柔らかな唇から自分の唇を離すと市は頬を仄かに紅潮させ、ゆっくりと瞼を開いた。
「ながまささま」
囁くような甘い声色に思わず背筋がゾクりと痺れる。
「い、市ッ」
咄嗟に口から出た声は、随分上ずっており緊張を加速させる。居場所のない腕をなんとか市へ回そうと努力するが突然降ってきた言葉ですぐに腕を引っ込めた。
「長政様、知ってる?」
「な、何だッ」
「愛し合う男女は、接吻の後お互いの愛を確認するの」
「あ、愛だとッ」
自分の顔が途端に熱くなるのを感じる。愛などと、口にするのも恥かしい。
「最初に『せ』がつく愛の言葉…」
「せ、せ、『せ』だと?」
脳裏には一つの言葉しか浮かんでこない。市がこんなにも積極的な女だとは夢にも思わなかった。

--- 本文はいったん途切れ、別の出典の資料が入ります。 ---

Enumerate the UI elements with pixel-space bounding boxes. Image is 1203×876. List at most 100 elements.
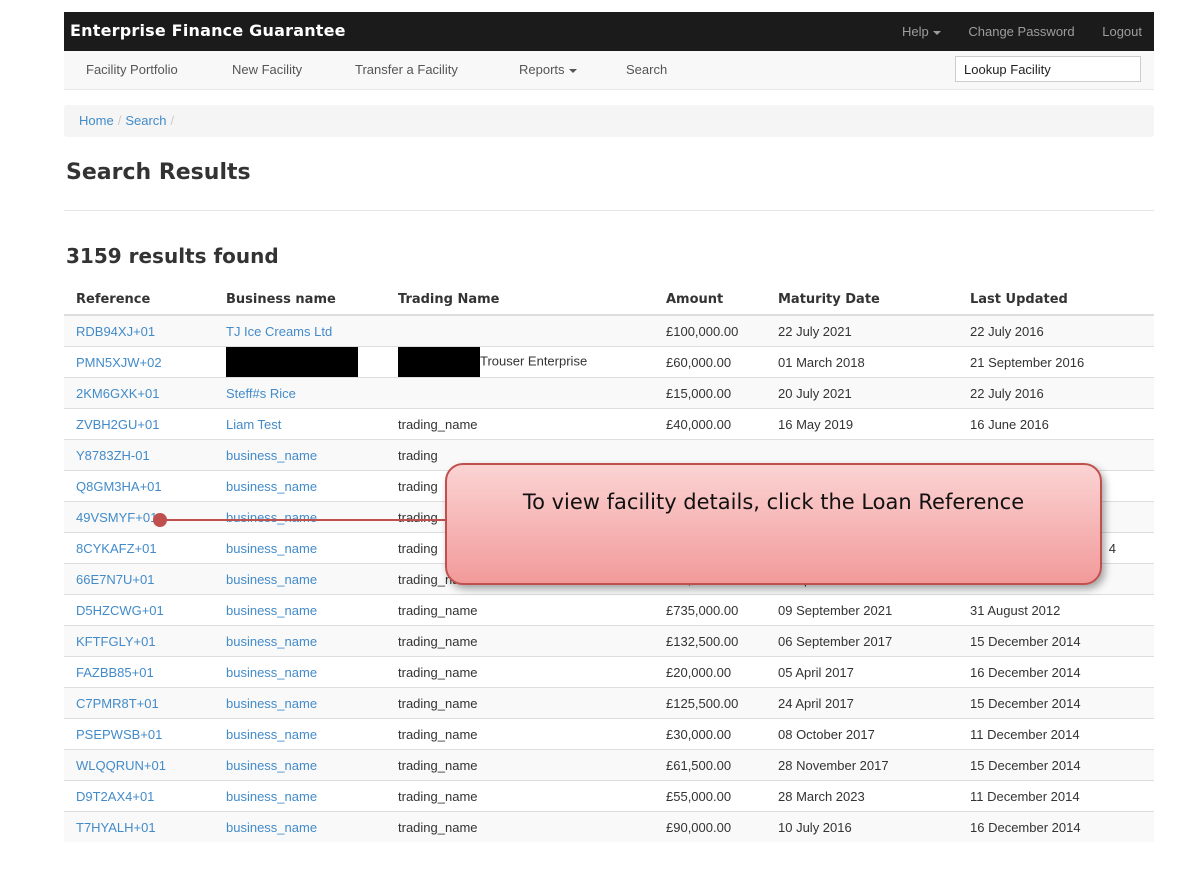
business-name-link[interactable]: business_name — [226, 603, 317, 618]
last-updated-cell: 16 December 2014 — [958, 656, 1154, 688]
loan-reference-link[interactable]: D9T2AX4+01 — [76, 789, 154, 804]
maturity-date-cell: 20 July 2021 — [766, 377, 958, 409]
loan-reference-link[interactable]: ZVBH2GU+01 — [76, 417, 159, 432]
table-row: PSEPWSB+01 business_name trading_name £3… — [64, 718, 1154, 750]
table-row: D5HZCWG+01 business_name trading_name £7… — [64, 594, 1154, 626]
business-name-link[interactable]: business_name — [226, 820, 317, 835]
last-updated-cell: 31 August 2012 — [958, 594, 1154, 626]
trading-name-cell: trading_name — [386, 594, 654, 626]
loan-reference-link[interactable]: PSEPWSB+01 — [76, 727, 162, 742]
maturity-date-cell: 22 July 2021 — [766, 314, 958, 347]
business-name-link[interactable]: TJ Ice Creams Ltd — [226, 324, 332, 339]
help-menu[interactable]: Help — [878, 24, 941, 39]
table-row: WLQQRUN+01 business_name trading_name £6… — [64, 749, 1154, 781]
amount-cell: £132,500.00 — [654, 625, 766, 657]
loan-reference-link[interactable]: 8CYKAFZ+01 — [76, 541, 157, 556]
header-trading-name[interactable]: Trading Name — [386, 285, 654, 316]
amount-cell: £20,000.00 — [654, 656, 766, 688]
loan-reference-link[interactable]: WLQQRUN+01 — [76, 758, 166, 773]
table-row: KFTFGLY+01 business_name trading_name £1… — [64, 625, 1154, 657]
last-updated-cell: 16 June 2016 — [958, 408, 1154, 440]
app-brand[interactable]: Enterprise Finance Guarantee — [70, 21, 346, 40]
business-name-link[interactable]: business_name — [226, 634, 317, 649]
loan-reference-link[interactable]: RDB94XJ+01 — [76, 324, 155, 339]
loan-reference-link[interactable]: FAZBB85+01 — [76, 665, 154, 680]
redaction-block — [398, 347, 480, 377]
business-name-link[interactable]: business_name — [226, 696, 317, 711]
table-row: T7HYALH+01 business_name trading_name £9… — [64, 811, 1154, 842]
loan-reference-link[interactable]: 2KM6GXK+01 — [76, 386, 159, 401]
trading-name-cell: trading_name — [386, 687, 654, 719]
table-row: PMN5XJW+02 Trouser Enterprise £60,000.00… — [64, 346, 1154, 378]
maturity-date-cell: 28 March 2023 — [766, 780, 958, 812]
loan-reference-link[interactable]: PMN5XJW+02 — [76, 355, 162, 370]
header-last-updated[interactable]: Last Updated — [958, 285, 1154, 316]
breadcrumb: Home / Search / — [64, 105, 1154, 137]
last-updated-cell: 16 December 2014 — [958, 811, 1154, 842]
amount-cell: £125,500.00 — [654, 687, 766, 719]
logout-link[interactable]: Logout — [1102, 24, 1142, 39]
business-name-link[interactable]: business_name — [226, 727, 317, 742]
nav-transfer-facility[interactable]: Transfer a Facility — [355, 62, 458, 77]
business-name-link[interactable]: business_name — [226, 789, 317, 804]
trading-name-text: Trouser Enterprise — [480, 353, 588, 369]
breadcrumb-home[interactable]: Home — [79, 113, 114, 128]
business-name-link[interactable]: business_name — [226, 665, 317, 680]
lookup-facility-input[interactable] — [955, 56, 1141, 82]
breadcrumb-search[interactable]: Search — [125, 113, 166, 128]
table-row: RDB94XJ+01 TJ Ice Creams Ltd £100,000.00… — [64, 314, 1154, 347]
amount-cell: £30,000.00 — [654, 718, 766, 750]
change-password-link[interactable]: Change Password — [968, 24, 1074, 39]
business-name-link[interactable]: business_name — [226, 758, 317, 773]
maturity-date-cell: 09 September 2021 — [766, 594, 958, 626]
amount-cell: £60,000.00 — [654, 346, 766, 378]
maturity-date-cell: 28 November 2017 — [766, 749, 958, 781]
nav-search[interactable]: Search — [626, 62, 667, 77]
top-navbar: Enterprise Finance Guarantee Help Change… — [64, 12, 1154, 51]
business-name-cell — [214, 346, 386, 378]
table-row: 2KM6GXK+01 Steff#s Rice £15,000.00 20 Ju… — [64, 377, 1154, 409]
loan-reference-link[interactable]: Y8783ZH-01 — [76, 448, 150, 463]
chevron-down-icon — [932, 30, 941, 35]
header-business-name[interactable]: Business name — [214, 285, 386, 316]
business-name-link[interactable]: business_name — [226, 448, 317, 463]
header-reference[interactable]: Reference — [64, 285, 214, 316]
callout-pointer-dot — [153, 513, 167, 527]
business-name-link[interactable]: Liam Test — [226, 417, 281, 432]
loan-reference-link[interactable]: 49VSMYF+01 — [76, 510, 157, 525]
table-row: D9T2AX4+01 business_name trading_name £5… — [64, 780, 1154, 812]
chevron-down-icon — [568, 68, 577, 73]
loan-reference-link[interactable]: T7HYALH+01 — [76, 820, 156, 835]
header-maturity-date[interactable]: Maturity Date — [766, 285, 958, 316]
last-updated-cell: 11 December 2014 — [958, 718, 1154, 750]
loan-reference-link[interactable]: C7PMR8T+01 — [76, 696, 159, 711]
breadcrumb-separator: / — [117, 113, 122, 128]
redaction-block — [226, 347, 358, 377]
business-name-link[interactable]: business_name — [226, 479, 317, 494]
business-name-link[interactable]: business_name — [226, 541, 317, 556]
nav-new-facility[interactable]: New Facility — [232, 62, 302, 77]
trading-name-cell: trading_name — [386, 811, 654, 842]
business-name-link[interactable]: Steff#s Rice — [226, 386, 296, 401]
table-row: C7PMR8T+01 business_name trading_name £1… — [64, 687, 1154, 719]
trading-name-cell: trading_name — [386, 718, 654, 750]
nav-facility-portfolio[interactable]: Facility Portfolio — [86, 62, 178, 77]
maturity-date-cell: 24 April 2017 — [766, 687, 958, 719]
help-label: Help — [902, 24, 929, 39]
trading-name-cell: trading_name — [386, 656, 654, 688]
page-title: Search Results — [66, 160, 251, 185]
loan-reference-link[interactable]: D5HZCWG+01 — [76, 603, 164, 618]
loan-reference-link[interactable]: Q8GM3HA+01 — [76, 479, 162, 494]
nav-reports[interactable]: Reports — [519, 62, 577, 77]
last-updated-cell: 22 July 2016 — [958, 314, 1154, 347]
divider — [64, 210, 1154, 211]
business-name-link[interactable]: business_name — [226, 572, 317, 587]
business-name-link[interactable]: business_name — [226, 510, 317, 525]
trading-name-cell — [386, 377, 654, 409]
loan-reference-link[interactable]: KFTFGLY+01 — [76, 634, 156, 649]
loan-reference-link[interactable]: 66E7N7U+01 — [76, 572, 154, 587]
header-amount[interactable]: Amount — [654, 285, 766, 316]
last-updated-cell: 21 September 2016 — [958, 346, 1154, 378]
trading-name-cell: trading_name — [386, 625, 654, 657]
table-header-row: Reference Business name Trading Name Amo… — [64, 285, 1154, 316]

これはつまり、私との性行為を望んでいるということか。
『せ』がつく言葉なんてそれ意外ありえまい…!しかし、未だ入籍前だというのにそんな淫らな行為に及ぶことは悪ではないだろうか。
私の脳は、ありえないスピードでフル回転する。
「市ッ、わ、私たちは未だ付き合って間もない、であるから…」
たどたどしく紡ぐ言葉を発する度に背中に嫌な汗をかいてゆく。市はそんな私を知ってか知らずか、背中に手を回し引き寄せた。
優しく抱きしめられると、市は耳元で囁く。
「一緒に愛を確認しましょう、長政様」
「い、市…」
心臓が口から飛び出そうなほど嫌な音を立てる。自分の理性が少しずつ崩れていくのがわかる。震える手を市の背中に回すと、市は静かに言った。
「世界で一番愛しています、長政さま」
私は『せ』がつく愛の言葉を、腹立たしいほど噛み締めた。